New Jersey police released videotape of the interaction which quickly went viral on YouTube. The incident was nationally reported by CBS News, CNBC, and The New York Times, among others. Intense criticism of Turner followed, with the New Jersey Star Ledger writing that she was "unencumbered by clue" while a commentator for the Today Show described her as having "all the tact and manners of a zoo animal at feeding time." Some came to Turner's defense, including lawyer Donald Scarinci, who questioned the swift condemnation of Turner.
She resigned from the Port Authority a week after the video emerged.

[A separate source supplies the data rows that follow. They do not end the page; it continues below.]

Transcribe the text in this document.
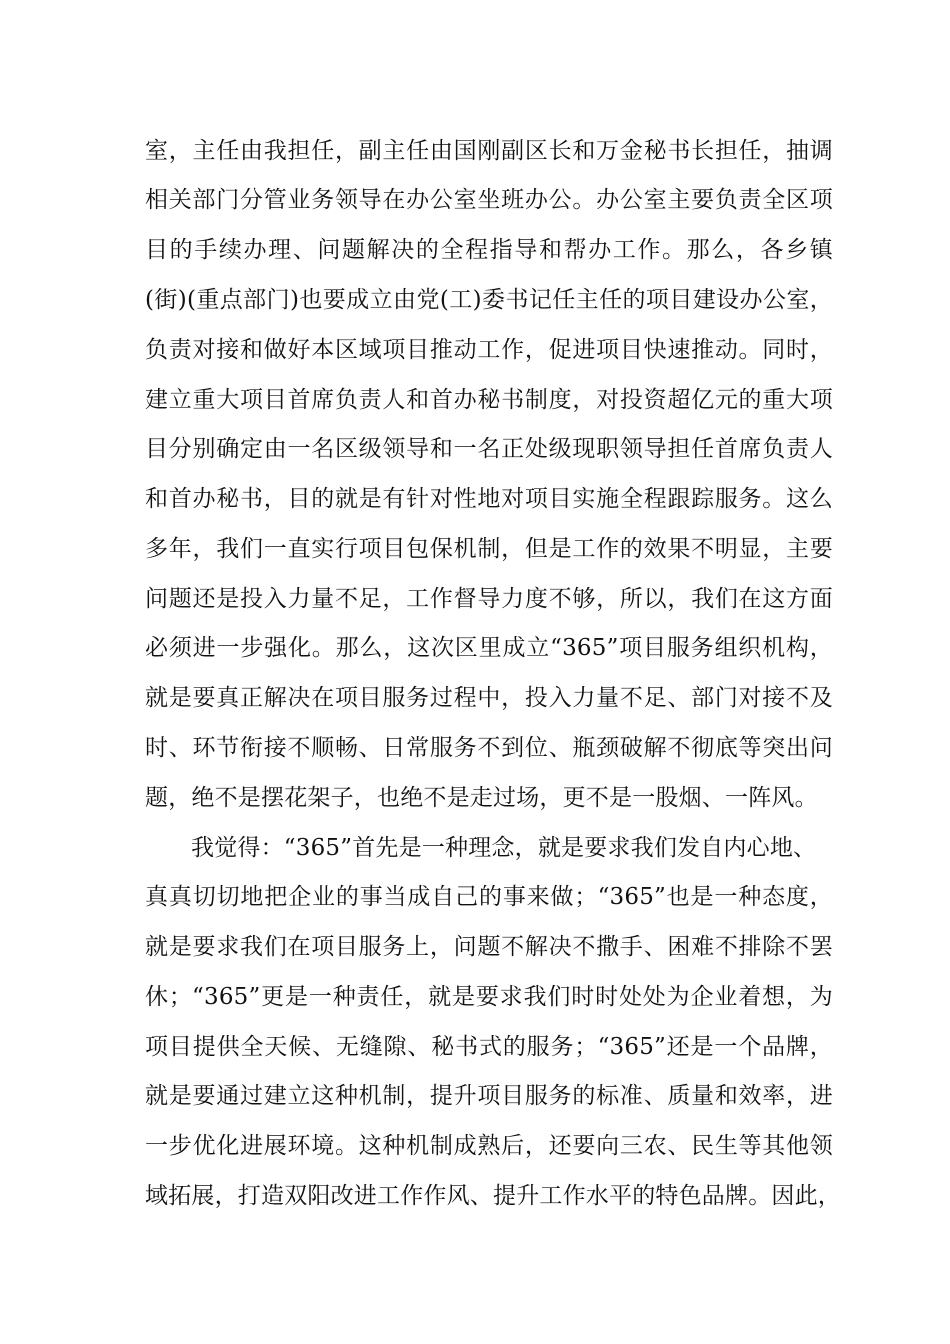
室，主任由我担任，副主任由国刚副区长和万金秘书长担任，抽调
相关部门分管业务领导在办公室坐班办公。办公室主要负责全区项
目的手续办理、问题解决的全程指导和帮办工作。那么，各乡镇
(街)(重点部门)也要成立由党(工)委书记任主任的项目建设办公室，
负责对接和做好本区域项目推动工作，促进项目快速推动。同时，
建立重大项目首席负责人和首办秘书制度，对投资超亿元的重大项
目分别确定由一名区级领导和一名正处级现职领导担任首席负责人
和首办秘书，目的就是有针对性地对项目实施全程跟踪服务。这么
多年，我们一直实行项目包保机制，但是工作的效果不明显，主要
问题还是投入力量不足，工作督导力度不够，所以，我们在这方面
必须进一步强化。那么，这次区里成立“365”项目服务组织机构，
就是要真正解决在项目服务过程中，投入力量不足、部门对接不及
时、环节衔接不顺畅、日常服务不到位、瓶颈破解不彻底等突出问
题，绝不是摆花架子，也绝不是走过场，更不是一股烟、一阵风。
我觉得：“365”首先是一种理念，就是要求我们发自内心地、
真真切切地把企业的事当成自己的事来做；“365”也是一种态度，
就是要求我们在项目服务上，问题不解决不撒手、困难不排除不罢
休；“365”更是一种责任，就是要求我们时时处处为企业着想，为
项目提供全天候、无缝隙、秘书式的服务；“365”还是一个品牌，
就是要通过建立这种机制，提升项目服务的标准、质量和效率，进
一步优化进展环境。这种机制成熟后，还要向三农、民生等其他领
域拓展，打造双阳改进工作作风、提升工作水平的特色品牌。因此，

Following Turner's resignation, Port Authority chair Kevin O'Toole issued an official apology to the Tenafly police officers involved in the incident. Turner was given an official censure by the Port Authority, which described her behavior as "outrageous and profoundly disturbing." In the earlier statement of apology released by Turner, she had asserted that her actions did not constitute a violation of the code of ethics. Nevertheless, six months following the incident, Turner was fined $1,500 by the Ethics Commission.
Turner's actions at the traffic stop led to the introduction of legislation in New Jersey to eliminate police style badges being issued to politicians, with Senator Vin Gopal saying the incident had demonstrated that the badges could be used "for the abuse of power."
The Record named the traffic stop one of North Jersey's twelve "biggest moments of 2018."